President Obama unveiled his Climate Change Action Plan at Georgetown University today. As expected, the President advocated carbon dioxide (CO2) emission standards for new and existing coal-fired power plants, tough new energy efficiency standards for homes and appliances, and federal support for private renewable energy investment on public lands.
Congress’s failure to approve his plan would have “a profound impact on the world that we leave behind not just to you, but to your children and to your grandchildren,” Mr. Obama contended.
The President’s plan, however, provides no specifics on the EPA’s pending power plant emission standards, nor does it estimate how many tons of CO2 emissions those standards will avoid or reduce.
Surprisingly, the 21-page plan contains only four emission reduction estimates. The administration’s fuel economy standards are projected to avoid 6000 million tons of CO2; appliance efficiency standards, 3000 million tons; heavy truck fuel economy standards, 270 million tons; and improved forestry practices, 140 million tons. The grand total of itemized CO2 reductions is 9,410 million tons.
How much climate change will that avert?
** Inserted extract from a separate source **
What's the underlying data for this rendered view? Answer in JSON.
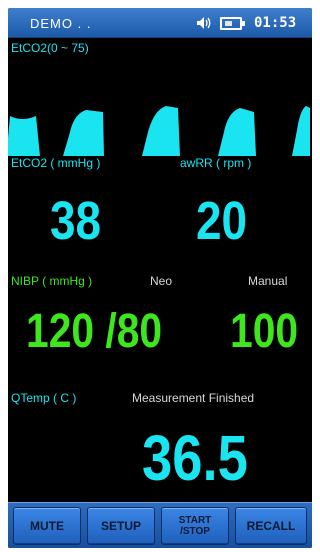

Too little to be detected or verified.
Suffice it to say, the key factors one must nail down are (1) the relationship between CO2 emissions and atmospheric concentrations, and (2) the relationship between concentrations and global temperatures.
Using both empirical correlation (how atmospheric CO2 concentrations and global temperatures have changed over time) and the mid-range of climate model sensitivity assumptions, Knappenberger deduces that it takes 1,767,250 million metric tons of CO2 (mmtCO2) to raise the global temperature by 1.0 degree C.
Thus, to estimate how much global warming the Obama plan (or at least the quantified portion of it) will avoid, we divide the emission savings — 9,410 mmtCO2 — by 1,767,250. The plan will avert 0.0053°C of global warming. Planet saved!